Sí, en el 2021 he vivido noches de insomnio y dolor y días en consultas médicas, quirófanos y salas de urgencia. Creí que se me agotaban las reservas de tolerancia al dolor y a la soledad, pero siempre se puede más. Mientras haya vida, sufriremos, es cierto, pero también aprenderemos a estar dispuestos a la felicidad con mayor rapidez y sin tanto melindre.

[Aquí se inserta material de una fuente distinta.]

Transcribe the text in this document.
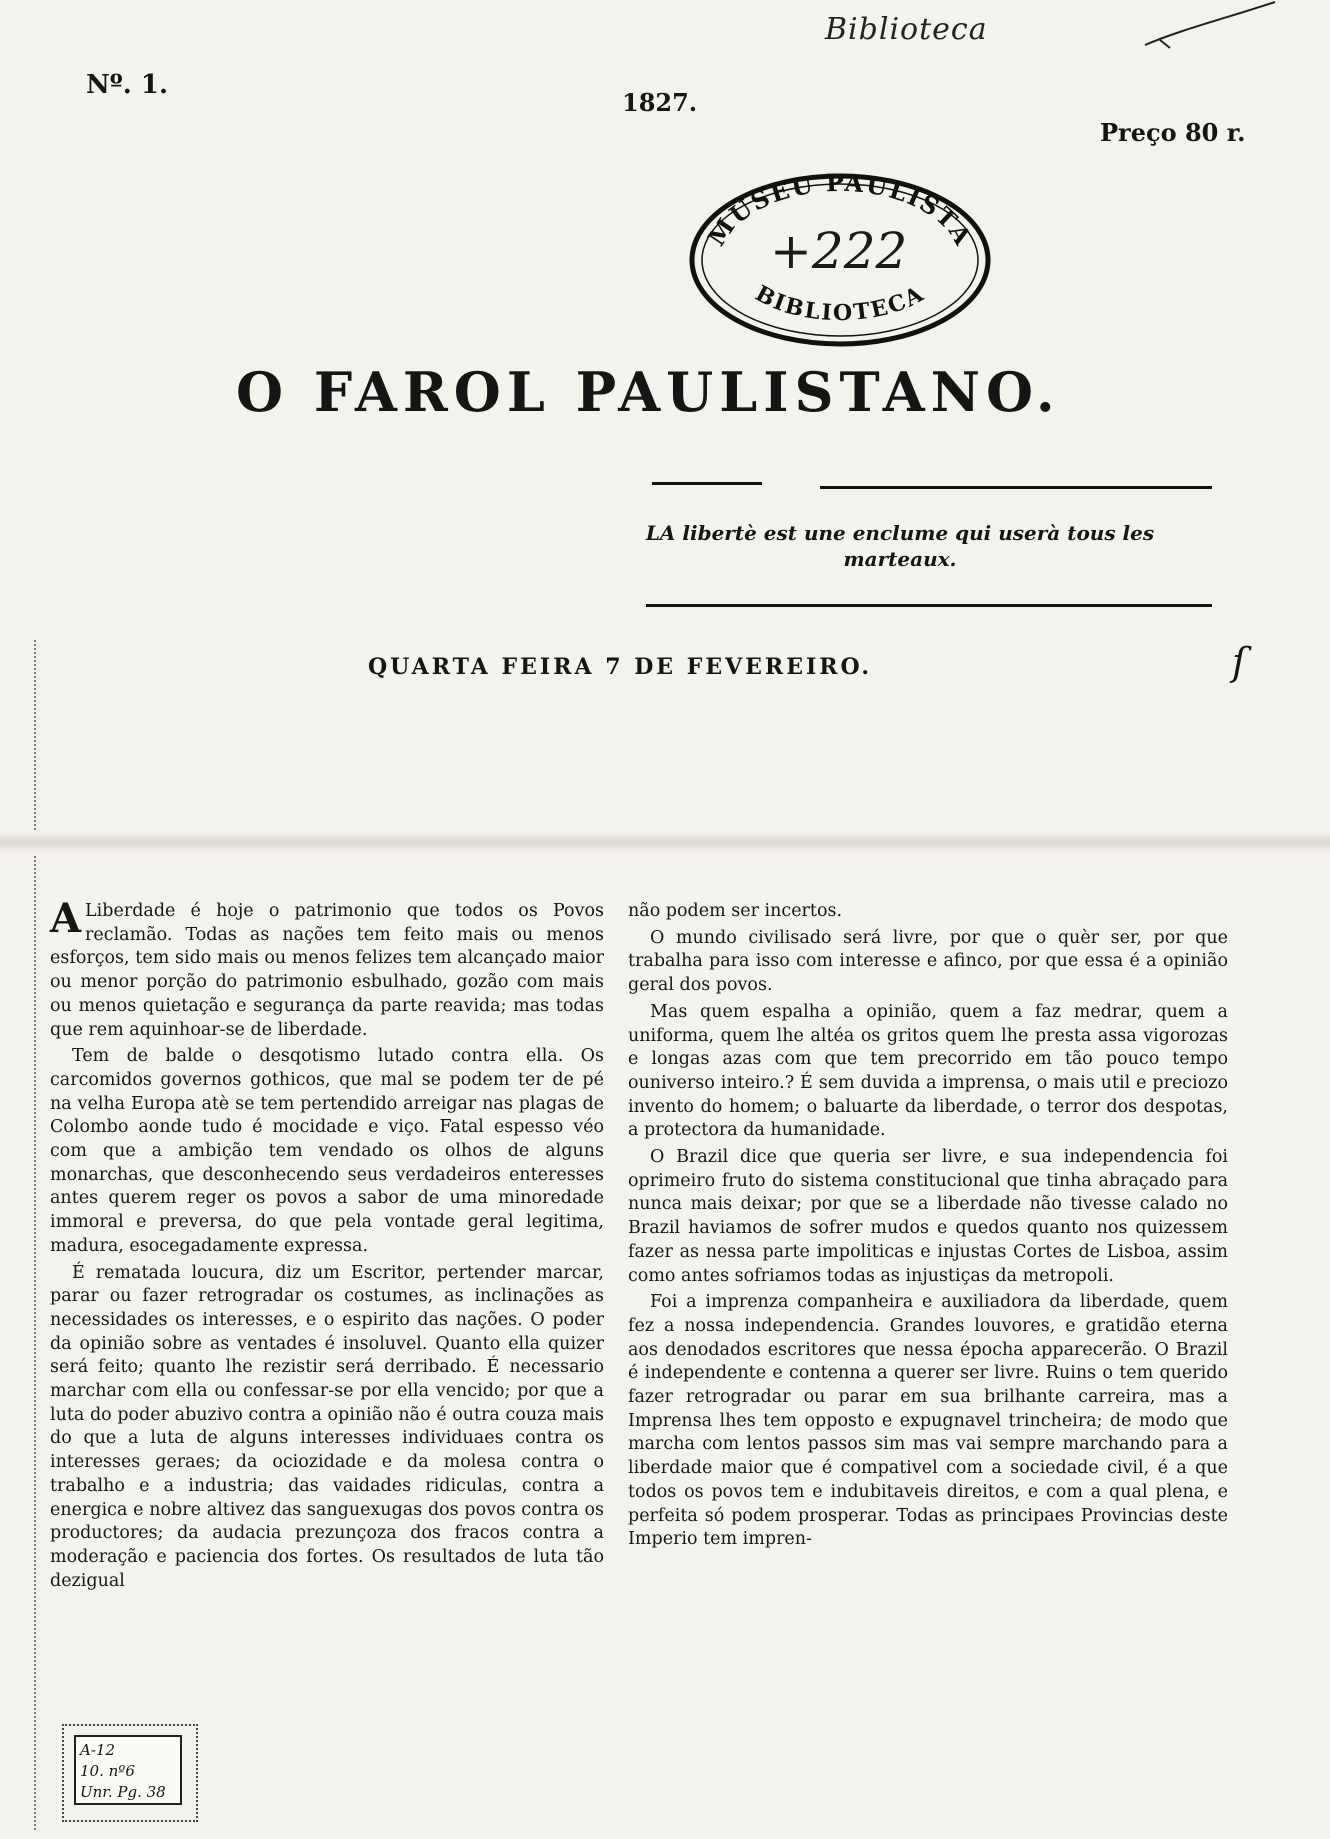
Biblioteca
Nº. 1.
1827.
Preço 80 r.
MUSEU PAULISTA
BIBLIOTECA
+222
O FAROL PAULISTANO.
LA libertè est une enclume qui userà tous les marteaux.
QUARTA FEIRA 7 DE FEVEREIRO.	ſ

A Liberdade é hoje o patrimonio que todos os Povos reclamão. Todas as nações tem feito mais ou menos esforços, tem sido mais ou menos felizes tem alcançado maior ou menor porção do patrimonio esbulhado, gozão com mais ou menos quietação e segurança da parte reavida; mas todas que rem aquinhoar-se de liberdade.

Tem de balde o desqotismo lutado contra ella. Os carcomidos governos gothicos, que mal se podem ter de pé na velha Europa atè se tem pertendido arreigar nas plagas de Colombo aonde tudo é mocidade e viço. Fatal espesso véo com que a ambição tem vendado os olhos de alguns monarchas, que desconhecendo seus verdadeiros enteresses antes querem reger os povos a sabor de uma minoredade immoral e preversa, do que pela vontade geral legitima, madura, esocegadamente expressa.

É rematada loucura, diz um Escritor, pertender marcar, parar ou fazer retrogradar os costumes, as inclinações as necessidades os interesses, e o espirito das nações. O poder da opinião sobre as ventades é insoluvel. Quanto ella quizer será feito; quanto lhe rezistir será derribado. É necessario marchar com ella ou confessar-se por ella vencido; por que a luta do poder abuzivo contra a opinião não é outra couza mais do que a luta de alguns interesses individuaes contra os interesses geraes; da ociozidade e da molesa contra o trabalho e a industria; das vaidades ridiculas, contra a energica e nobre altivez das sanguexugas dos povos contra os productores; da audacia prezunçoza dos fracos contra a moderação e paciencia dos fortes. Os resultados de luta tão dezigual

não podem ser incertos.

O mundo civilisado será livre, por que o quèr ser, por que trabalha para isso com interesse e afinco, por que essa é a opinião geral dos povos.

Mas quem espalha a opinião, quem a faz medrar, quem a uniforma, quem lhe altéa os gritos quem lhe presta assa vigorozas e longas azas com que tem precorrido em tão pouco tempo ouniverso inteiro.? É sem duvida a imprensa, o mais util e preciozo invento do homem; o baluarte da liberdade, o terror dos despotas, a protectora da humanidade.

O Brazil dice que queria ser livre, e sua independencia foi oprimeiro fruto do sistema constitucional que tinha abraçado para nunca mais deixar; por que se a liberdade não tivesse calado no Brazil haviamos de sofrer mudos e quedos quanto nos quizessem fazer as nessa parte impoliticas e injustas Cortes de Lisboa, assim como antes sofriamos todas as injustiças da metropoli.

Foi a imprenza companheira e auxiliadora da liberdade, quem fez a nossa independencia. Grandes louvores, e gratidão eterna aos denodados escritores que nessa épocha apparecerão. O Brazil é independente e contenna a querer ser livre. Ruins o tem querido fazer retrogradar ou parar em sua brilhante carreira, mas a Imprensa lhes tem opposto e expugnavel trincheira; de modo que marcha com lentos passos sim mas vai sempre marchando para a liberdade maior que é compativel com a sociedade civil, é a que todos os povos tem e indubitaveis direitos, e com a qual plena, e perfeita só podem prosperar. Todas as principaes Provincias deste Imperio tem impren-

A-12
10. nº6
Unr. Pg. 38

Porque nuestro miedo a perderlo todo —y todo tiene que ser siempre la vida y nada más que la vida— ha sido durante estos meses y sigue siéndolo hoy, real.

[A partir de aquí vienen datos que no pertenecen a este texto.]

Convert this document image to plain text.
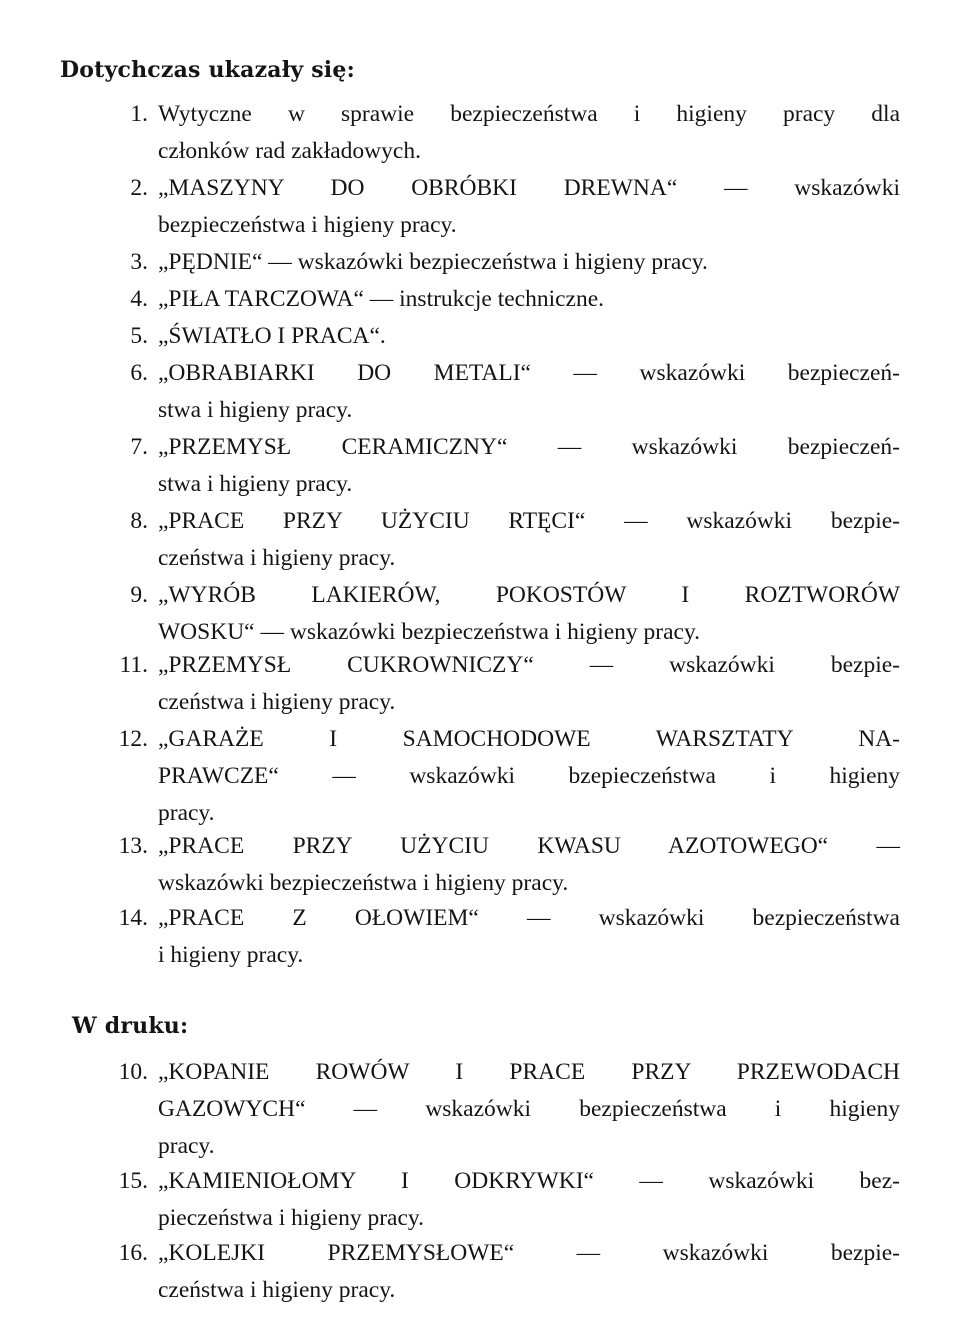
Dotychczas ukazały się:
1. Wytyczne w sprawie bezpieczeństwa i higieny pracy dla
członków rad zakładowych.
2. „MASZYNY DO OBRÓBKI DREWNA“ — wskazówki
bezpieczeństwa i higieny pracy.
3. „PĘDNIE“ — wskazówki bezpieczeństwa i higieny pracy.
4. „PIŁA TARCZOWA“ — instrukcje techniczne.
5. „ŚWIATŁO I PRACA“.
6. „OBRABIARKI DO METALI“ — wskazówki bezpieczeń-
stwa i higieny pracy.
7. „PRZEMYSŁ CERAMICZNY“ — wskazówki bezpieczeń-
stwa i higieny pracy.
8. „PRACE PRZY UŻYCIU RTĘCI“ — wskazówki bezpie-
czeństwa i higieny pracy.
9. „WYRÓB LAKIERÓW, POKOSTÓW I ROZTWORÓW
WOSKU“ — wskazówki bezpieczeństwa i higieny pracy.
11. „PRZEMYSŁ CUKROWNICZY“ — wskazówki bezpie-
czeństwa i higieny pracy.
12. „GARAŻE I SAMOCHODOWE WARSZTATY NA-
PRAWCZE“ — wskazówki bzepieczeństwa i higieny
pracy.
13. „PRACE PRZY UŻYCIU KWASU AZOTOWEGO“ —
wskazówki bezpieczeństwa i higieny pracy.
14. „PRACE Z OŁOWIEM“ — wskazówki bezpieczeństwa
i higieny pracy.
W druku:
10. „KOPANIE ROWÓW I PRACE PRZY PRZEWODACH
GAZOWYCH“ — wskazówki bezpieczeństwa i higieny
pracy.
15. „KAMIENIOŁOMY I ODKRYWKI“ — wskazówki bez-
pieczeństwa i higieny pracy.
16. „KOLEJKI PRZEMYSŁOWE“ — wskazówki bezpie-
czeństwa i higieny pracy.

Pero creo también que es este el primer año en que escucho sin una semisonrisa irónica canciones navideñas —tal vez, a causa de mi descubrimiento de la primera versión de “Have Yourself A Merry Little Christmas”—, y me entusiasmo con la alegría que se esparce por las calles de Philadelphia. El futuro pinta tenebroso, pero la gente quiere conservar y compartir un poco de fe, aunque nada ofrezca indicios de que lo bueno esté por llegar. Todos podemos ser ángeles así es que escoja su mejor sonrisa, ubíquese bajo el spotlight y hágase un selfie angelical. No espere a mañana, que entonces podrá nevar o llover, o que el poste o la luz o las alas o usted mismo ya no estén.

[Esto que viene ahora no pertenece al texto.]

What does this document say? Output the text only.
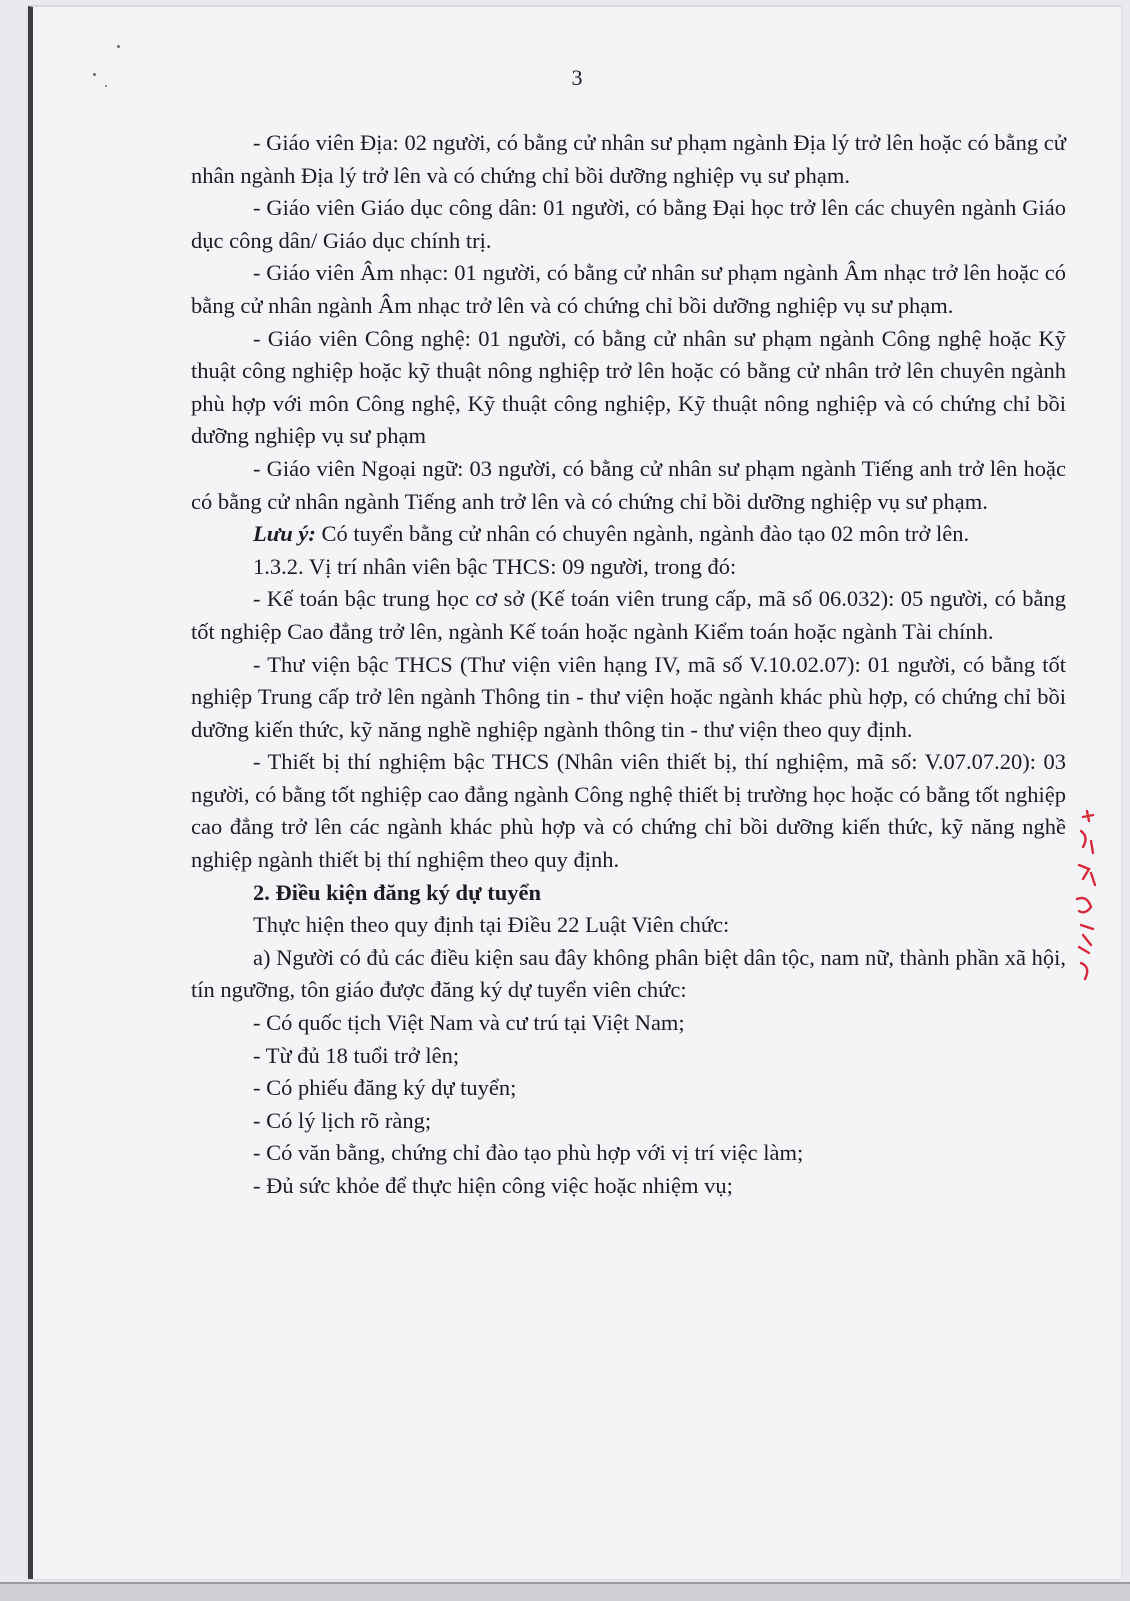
3

- Giáo viên Địa: 02 người, có bằng cử nhân sư phạm ngành Địa lý trở lên hoặc có bằng cử nhân ngành Địa lý trở lên và có chứng chỉ bồi dưỡng nghiệp vụ sư phạm.

- Giáo viên Giáo dục công dân: 01 người, có bằng Đại học trở lên các chuyên ngành Giáo dục công dân/ Giáo dục chính trị.

- Giáo viên Âm nhạc: 01 người, có bằng cử nhân sư phạm ngành Âm nhạc trở lên hoặc có bằng cử nhân ngành Âm nhạc trở lên và có chứng chỉ bồi dưỡng nghiệp vụ sư phạm.

- Giáo viên Công nghệ: 01 người, có bằng cử nhân sư phạm ngành Công nghệ hoặc Kỹ thuật công nghiệp hoặc kỹ thuật nông nghiệp trở lên hoặc có bằng cử nhân trở lên chuyên ngành phù hợp với môn Công nghệ, Kỹ thuật công nghiệp, Kỹ thuật nông nghiệp và có chứng chỉ bồi dưỡng nghiệp vụ sư phạm

- Giáo viên Ngoại ngữ: 03 người, có bằng cử nhân sư phạm ngành Tiếng anh trở lên hoặc có bằng cử nhân ngành Tiếng anh trở lên và có chứng chỉ bồi dưỡng nghiệp vụ sư phạm.

Lưu ý: Có tuyển bằng cử nhân có chuyên ngành, ngành đào tạo 02 môn trở lên.

1.3.2. Vị trí nhân viên bậc THCS: 09 người, trong đó:

- Kế toán bậc trung học cơ sở (Kế toán viên trung cấp, mã số 06.032): 05 người, có bằng tốt nghiệp Cao đẳng trở lên, ngành Kế toán hoặc ngành Kiểm toán hoặc ngành Tài chính.

- Thư viện bậc THCS (Thư viện viên hạng IV, mã số V.10.02.07): 01 người, có bằng tốt nghiệp Trung cấp trở lên ngành Thông tin - thư viện hoặc ngành khác phù hợp, có chứng chỉ bồi dưỡng kiến thức, kỹ năng nghề nghiệp ngành thông tin - thư viện theo quy định.

- Thiết bị thí nghiệm bậc THCS (Nhân viên thiết bị, thí nghiệm, mã số: V.07.07.20): 03 người, có bằng tốt nghiệp cao đẳng ngành Công nghệ thiết bị trường học hoặc có bằng tốt nghiệp cao đẳng trở lên các ngành khác phù hợp và có chứng chỉ bồi dưỡng kiến thức, kỹ năng nghề nghiệp ngành thiết bị thí nghiệm theo quy định.

2. Điều kiện đăng ký dự tuyển

Thực hiện theo quy định tại Điều 22 Luật Viên chức:

a) Người có đủ các điều kiện sau đây không phân biệt dân tộc, nam nữ, thành phần xã hội, tín ngưỡng, tôn giáo được đăng ký dự tuyển viên chức:

- Có quốc tịch Việt Nam và cư trú tại Việt Nam;

- Từ đủ 18 tuổi trở lên;

- Có phiếu đăng ký dự tuyển;

- Có lý lịch rõ ràng;

- Có văn bằng, chứng chỉ đào tạo phù hợp với vị trí việc làm;

- Đủ sức khỏe để thực hiện công việc hoặc nhiệm vụ;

Hay que asirse a lo que haya ahora mismo. Aunque sea un poste con un par de alas blancas pegadas.
Yo me agarro al sol poniéndose. Mañana volverá y quiero estar aquí para él. Y para mi hijo, a quien ya no puedo proteger pero siempre acoger. Para mi madre, cuyo olor preciso volver a respirar. Para los amigos y vecinos en mi calle y mi ciudad y en las calles y ciudades en que he vivido antes y, sobre todo, en la isla en que nací. Para los hombres que amé y he de amar. Todo vuelve. No solo las pandemias. Omicron caracolea, se infiltra, fulmina, quiere que regresemos a los peores tiempos de esta pandemia que no cesa. Tanto tiempo. No quiero contar los meses, los años ya. Prefiero no escuchar las cifras ni prestar atención a los gráficos en los periódicos. Cierro los ojos. Todo vuelve. También el miedo. Me pregunto cómo haremos para sobrevivir una ola más. Y otra. Y otra… Como mantengo cerrados los ojos, si pienso en olas me alcanza la visión de otras olas, las del mar. Puedo escucharlas y acoplo mi respiración a su ir y venir desde lejos hasta mi orilla, hasta la planta de mis pies. El frío contacto de mi piel nueva con océanos imaginarios me decide a reabrir los ojos y volver a mirar hacia el horizonte del que ya el sol ha desaparecido. Queda sin embargo el resplandor, que es promesa de lo que volverá. No sé cómo haremos mañana para respirar, pero respiro ahora. Vuelvo a sonreír. Smile!, que ha sido el 2020-escribí hace un año. No sabía entonces nada del futuro. No lo sé tampoco ahora. De cualquier manera, me preparo en este instante a salir y abrazar y besar a los que amo, aquí y allá y en regiones que aún no conozco en un futuro que no vale la pena imaginar porque, como sea, imaginado o no, sucederá.